Provincial Health Officer Dr. Perry Kendall said the province is working with Health Canada to ensure the changes to the federal guidelines are "evidence-based and cost-effective."

Readings Monday showed the turbidity at Coquitlam measured 0.3 NTU, compared to 0.12 for Seymour water after it had been filtered.

Turbid or cloudy water has been associated with higher levels of organic matter and increased potential for water-borne illness and Metro adds more chlorine to disinfect it when turbidity exceeds 1.0 NTU.

Water from the Coquitlam reservoir was between one and five NTUs 0.3 per cent of the time in 2010 and three per cent of the time of 2009.

The last time it went above five NTUs was in March of 2007.

In the future, Metro will be able to take the Coquitlam source off line if its water gets too turbid and the entire region can be served by Seymour and Capilano.  That won't be possible until early 2014, when work on the North Shore project is done.
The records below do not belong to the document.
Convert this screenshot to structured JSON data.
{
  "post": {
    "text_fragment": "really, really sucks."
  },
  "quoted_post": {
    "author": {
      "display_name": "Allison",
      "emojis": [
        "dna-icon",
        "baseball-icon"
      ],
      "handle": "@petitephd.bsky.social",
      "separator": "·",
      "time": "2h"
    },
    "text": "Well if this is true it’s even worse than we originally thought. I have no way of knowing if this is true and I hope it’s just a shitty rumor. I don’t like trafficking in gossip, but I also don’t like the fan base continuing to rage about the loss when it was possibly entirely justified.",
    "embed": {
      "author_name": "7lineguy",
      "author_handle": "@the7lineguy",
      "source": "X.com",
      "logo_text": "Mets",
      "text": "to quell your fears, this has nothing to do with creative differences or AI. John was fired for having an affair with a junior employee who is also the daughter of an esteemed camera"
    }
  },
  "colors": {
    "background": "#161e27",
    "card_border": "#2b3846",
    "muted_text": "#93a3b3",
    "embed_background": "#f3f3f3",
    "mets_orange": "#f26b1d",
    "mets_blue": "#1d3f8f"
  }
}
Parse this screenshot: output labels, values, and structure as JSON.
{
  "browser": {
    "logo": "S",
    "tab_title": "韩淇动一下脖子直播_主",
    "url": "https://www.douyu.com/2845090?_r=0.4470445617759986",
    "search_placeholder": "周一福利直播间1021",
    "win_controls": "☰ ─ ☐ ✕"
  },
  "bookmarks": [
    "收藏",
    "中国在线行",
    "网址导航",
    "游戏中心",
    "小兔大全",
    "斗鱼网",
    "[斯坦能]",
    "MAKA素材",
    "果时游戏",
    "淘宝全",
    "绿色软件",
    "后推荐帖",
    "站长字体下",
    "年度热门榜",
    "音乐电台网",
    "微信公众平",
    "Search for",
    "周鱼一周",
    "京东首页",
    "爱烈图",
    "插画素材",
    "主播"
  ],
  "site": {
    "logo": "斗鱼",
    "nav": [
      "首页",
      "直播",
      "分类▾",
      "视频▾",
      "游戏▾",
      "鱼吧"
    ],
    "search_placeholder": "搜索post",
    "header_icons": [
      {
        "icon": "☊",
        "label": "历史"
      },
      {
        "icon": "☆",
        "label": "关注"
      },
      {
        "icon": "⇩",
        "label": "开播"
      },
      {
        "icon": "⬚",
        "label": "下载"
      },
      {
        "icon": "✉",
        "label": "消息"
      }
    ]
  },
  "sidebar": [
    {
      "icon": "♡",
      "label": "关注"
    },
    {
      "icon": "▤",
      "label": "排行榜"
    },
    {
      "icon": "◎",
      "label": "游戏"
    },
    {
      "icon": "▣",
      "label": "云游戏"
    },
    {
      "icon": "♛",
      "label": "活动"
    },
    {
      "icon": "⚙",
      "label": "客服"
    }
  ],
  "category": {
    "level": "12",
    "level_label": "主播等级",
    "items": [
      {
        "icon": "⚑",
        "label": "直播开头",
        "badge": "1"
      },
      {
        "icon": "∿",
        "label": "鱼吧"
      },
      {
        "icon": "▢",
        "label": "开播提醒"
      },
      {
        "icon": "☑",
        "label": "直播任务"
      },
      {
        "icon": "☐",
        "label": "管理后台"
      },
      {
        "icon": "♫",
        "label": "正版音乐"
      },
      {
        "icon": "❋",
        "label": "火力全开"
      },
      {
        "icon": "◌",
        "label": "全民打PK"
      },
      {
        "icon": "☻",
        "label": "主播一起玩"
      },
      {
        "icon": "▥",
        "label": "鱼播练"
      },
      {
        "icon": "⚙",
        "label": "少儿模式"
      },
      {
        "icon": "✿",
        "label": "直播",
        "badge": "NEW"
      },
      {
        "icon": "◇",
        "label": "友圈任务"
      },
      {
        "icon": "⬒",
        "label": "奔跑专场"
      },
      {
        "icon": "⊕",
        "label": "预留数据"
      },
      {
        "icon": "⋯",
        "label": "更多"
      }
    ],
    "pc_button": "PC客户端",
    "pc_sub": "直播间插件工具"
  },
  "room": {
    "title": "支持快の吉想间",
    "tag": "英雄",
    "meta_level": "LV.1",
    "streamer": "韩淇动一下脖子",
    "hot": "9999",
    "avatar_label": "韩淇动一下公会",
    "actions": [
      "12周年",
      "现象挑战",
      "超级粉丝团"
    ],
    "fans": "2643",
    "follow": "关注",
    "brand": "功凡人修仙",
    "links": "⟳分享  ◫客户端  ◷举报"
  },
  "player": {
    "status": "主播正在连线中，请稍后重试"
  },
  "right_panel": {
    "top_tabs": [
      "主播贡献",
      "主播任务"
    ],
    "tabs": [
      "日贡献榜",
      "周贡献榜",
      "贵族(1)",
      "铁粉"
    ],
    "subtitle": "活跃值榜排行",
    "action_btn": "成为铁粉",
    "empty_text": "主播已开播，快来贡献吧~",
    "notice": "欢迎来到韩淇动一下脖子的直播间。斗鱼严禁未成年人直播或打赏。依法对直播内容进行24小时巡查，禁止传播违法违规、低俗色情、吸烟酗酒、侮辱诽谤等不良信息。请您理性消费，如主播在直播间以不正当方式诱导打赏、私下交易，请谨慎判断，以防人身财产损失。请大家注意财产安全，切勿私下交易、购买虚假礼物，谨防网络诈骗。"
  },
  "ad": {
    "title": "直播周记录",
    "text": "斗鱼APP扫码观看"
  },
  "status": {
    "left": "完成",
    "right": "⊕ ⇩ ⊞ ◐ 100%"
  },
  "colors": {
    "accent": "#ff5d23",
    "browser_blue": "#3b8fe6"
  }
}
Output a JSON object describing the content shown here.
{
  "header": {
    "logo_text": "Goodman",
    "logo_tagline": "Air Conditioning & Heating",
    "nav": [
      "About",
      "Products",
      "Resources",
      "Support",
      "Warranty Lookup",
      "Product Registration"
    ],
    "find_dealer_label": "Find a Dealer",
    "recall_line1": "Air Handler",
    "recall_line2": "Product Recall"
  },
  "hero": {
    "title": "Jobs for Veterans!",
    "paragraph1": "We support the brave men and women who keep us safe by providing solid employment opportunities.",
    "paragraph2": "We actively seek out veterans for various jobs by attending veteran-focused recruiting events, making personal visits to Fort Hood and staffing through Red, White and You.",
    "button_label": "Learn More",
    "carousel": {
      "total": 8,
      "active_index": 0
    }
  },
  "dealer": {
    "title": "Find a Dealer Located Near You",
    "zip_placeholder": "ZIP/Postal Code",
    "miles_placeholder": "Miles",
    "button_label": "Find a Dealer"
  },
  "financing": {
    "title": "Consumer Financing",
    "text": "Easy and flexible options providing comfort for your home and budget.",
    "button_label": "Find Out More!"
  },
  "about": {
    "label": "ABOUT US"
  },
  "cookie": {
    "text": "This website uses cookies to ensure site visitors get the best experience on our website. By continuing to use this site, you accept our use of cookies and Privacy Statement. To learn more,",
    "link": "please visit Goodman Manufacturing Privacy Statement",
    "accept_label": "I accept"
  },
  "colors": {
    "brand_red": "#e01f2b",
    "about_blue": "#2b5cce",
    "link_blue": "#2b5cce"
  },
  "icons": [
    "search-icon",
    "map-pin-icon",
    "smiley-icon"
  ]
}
A big new bill would be a blow to the regional district, which has repeatedly warned it must raise regional utility fees dramatically to pay for water and sewer upgrades mandated by Ottawa.

Metro spends $223 million each year to collect and supply drinking water.

The average water charge of $220 for each home is up 66 per cent in the past five years due to the Seymour-Capilano project and is to rise another 35 per cent to $300 by 2015 — even without any surprise bill for Coquitlam filtration.

Add in regional taxes, sewer fees and waste fees, and the typical home now pays Metro Vancouver $524 a year.

That's expected to rise further because Metro is preparing to spend $1.4 billion upgrading its Iona and Lions Gate sewage treatment plants to secondary treatment.